Here is a particularly trenchant set of observations about architectural modernism from “The Tyranny of Artistic Modernism,” a recent article in the New English Review:
The constant pursuit of beauty in classical art evinces the profound conviction that the human soul is a thing capable of edification, of being drawn more constantly and more thoroughly towards harmony, and that the making of art is unrivaled in its capacity to further such edification. To the contrary, modern art betrays a pursuit not of harmony, but of domination — domination of nature, of language, of one’s fellow man. The level of stylistic violence implicit in modernist architecture is extraordinary: overhangs without obvious supports, leaning buildings, extremely sharp edges sticking out to threaten us, glass floors over heights leading to vertigo, tilted interior walls also leading to vertigo and nausea. Look at the horizontal windows of modernist buildings that violate the vertical axis defined by gravity, or the “brutalist” exposed concrete in dangerously rough surfaces — a violence against the tactile environment, often falsely excused as being “honest” rather than a sadistic architectural expression. The “milder” forms of this violence are represented in minimalist environments devoid of all signs of life: totally blank walls, windowless façades, curtain glass walls, buildings as cubes of glass, buildings as cubes of smooth concrete, etc. Indeed, the subtlety that earlier attempted to camouflage this intrinsic violence has finally been abandoned, and buildings are now built as if blown apart, dismembered, and their forms melted.
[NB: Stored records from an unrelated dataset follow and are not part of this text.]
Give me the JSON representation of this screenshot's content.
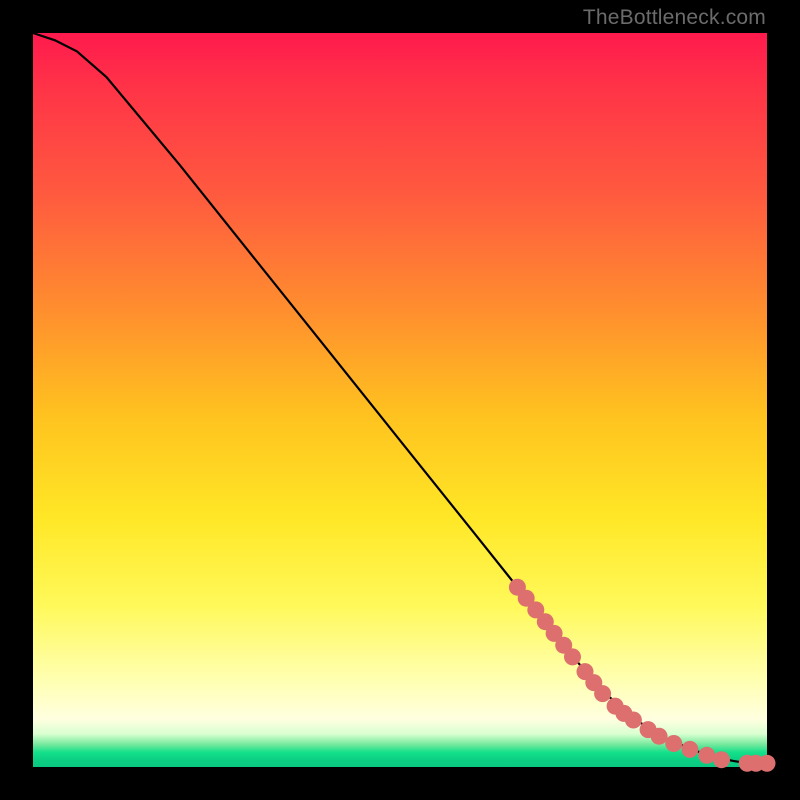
{
  "watermark": "TheBottleneck.com",
  "colors": {
    "black": "#000000",
    "marker": "#dd6f6f",
    "markerStroke": "#c85a5a",
    "line": "#000000"
  },
  "chart_data": {
    "type": "line",
    "title": "",
    "xlabel": "",
    "ylabel": "",
    "xlim": [
      0,
      100
    ],
    "ylim": [
      0,
      100
    ],
    "grid": false,
    "legend": false,
    "series": [
      {
        "name": "curve",
        "x": [
          0,
          3,
          6,
          10,
          20,
          30,
          40,
          50,
          60,
          66,
          70,
          74,
          78,
          82,
          86,
          90,
          93,
          95.5,
          97.5,
          100
        ],
        "y": [
          100,
          99,
          97.5,
          94,
          82,
          69.5,
          57,
          44.5,
          32,
          24.5,
          19.5,
          14.5,
          10,
          6.5,
          4,
          2.3,
          1.3,
          0.8,
          0.5,
          0.5
        ]
      }
    ],
    "markers": [
      {
        "x": 66.0,
        "y": 24.5
      },
      {
        "x": 67.2,
        "y": 23.0
      },
      {
        "x": 68.5,
        "y": 21.4
      },
      {
        "x": 69.8,
        "y": 19.8
      },
      {
        "x": 71.0,
        "y": 18.2
      },
      {
        "x": 72.3,
        "y": 16.6
      },
      {
        "x": 73.5,
        "y": 15.0
      },
      {
        "x": 75.2,
        "y": 13.0
      },
      {
        "x": 76.4,
        "y": 11.5
      },
      {
        "x": 77.6,
        "y": 10.0
      },
      {
        "x": 79.3,
        "y": 8.3
      },
      {
        "x": 80.5,
        "y": 7.3
      },
      {
        "x": 81.8,
        "y": 6.4
      },
      {
        "x": 83.8,
        "y": 5.1
      },
      {
        "x": 85.3,
        "y": 4.2
      },
      {
        "x": 87.3,
        "y": 3.2
      },
      {
        "x": 89.5,
        "y": 2.4
      },
      {
        "x": 91.8,
        "y": 1.6
      },
      {
        "x": 93.8,
        "y": 1.0
      },
      {
        "x": 97.3,
        "y": 0.5
      },
      {
        "x": 98.5,
        "y": 0.5
      },
      {
        "x": 100.0,
        "y": 0.5
      }
    ]
  }
}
There is a great deal to what Signorelli and Salingaros say. Modernist buildings, especially large scale ones, offer very little to domesticate and humanize their scale and bulk. On the contrary, it is doctrine of architectural modernism to draw attention to and celebrate both. The very conventionally modernist new skyscrapers at the World Trade Center are sheer walls of glass that give us no relief as they rise to great heights. Unlike the nearby Woolworth Building, which is a neo-gothic masterpiece of proportion and decoration, these new building give our imaginations nothing on a human scale. We are simply ants on the concrete sidewalks.
That said, there is something awesome in modernism, rather like the sublime power of large, forbidding mountains, or the vast infinity of the ocean, or the stark and clean feeling of a desert sunrise. It’s a kind of beauty that modern men and women have found intoxicating. We seem to positively desire to be overwhelmed or stopped in our tracks. That’s what architectural modernism promises. Indeed, that’s what a great deal of so-called transgressive art promises when it slaps us in the face. We’re not simply victims of modernism; we seem to actively desire its effects. Signorelli and Salingaros need to grapple with that fact about the modern era.
I’m not ready to sign on to Signorelli and Salingaros’ wholesale rejection of modernism, but I think they point to its dangerous temptation: to become an instrument of domination, a technique for deracinating and disorienting ordinary people so that they cannot resist being administered by “experts” who loom over them like the inscrutable tall buildings of steel and glass that fill New York. What does it say about modernism that nearly everybody’s favorite buildings in New York were built before it became the reigning ideology?
And they are certainly right to observe that the architectural establishment in the West is ruthless in its obligatory modernism. Anyone wishing to design in accord with traditional principles is denounced as a “reactionary.”
It’s an essay worth reading, one the reminds us that the politics of the imagination play an important role.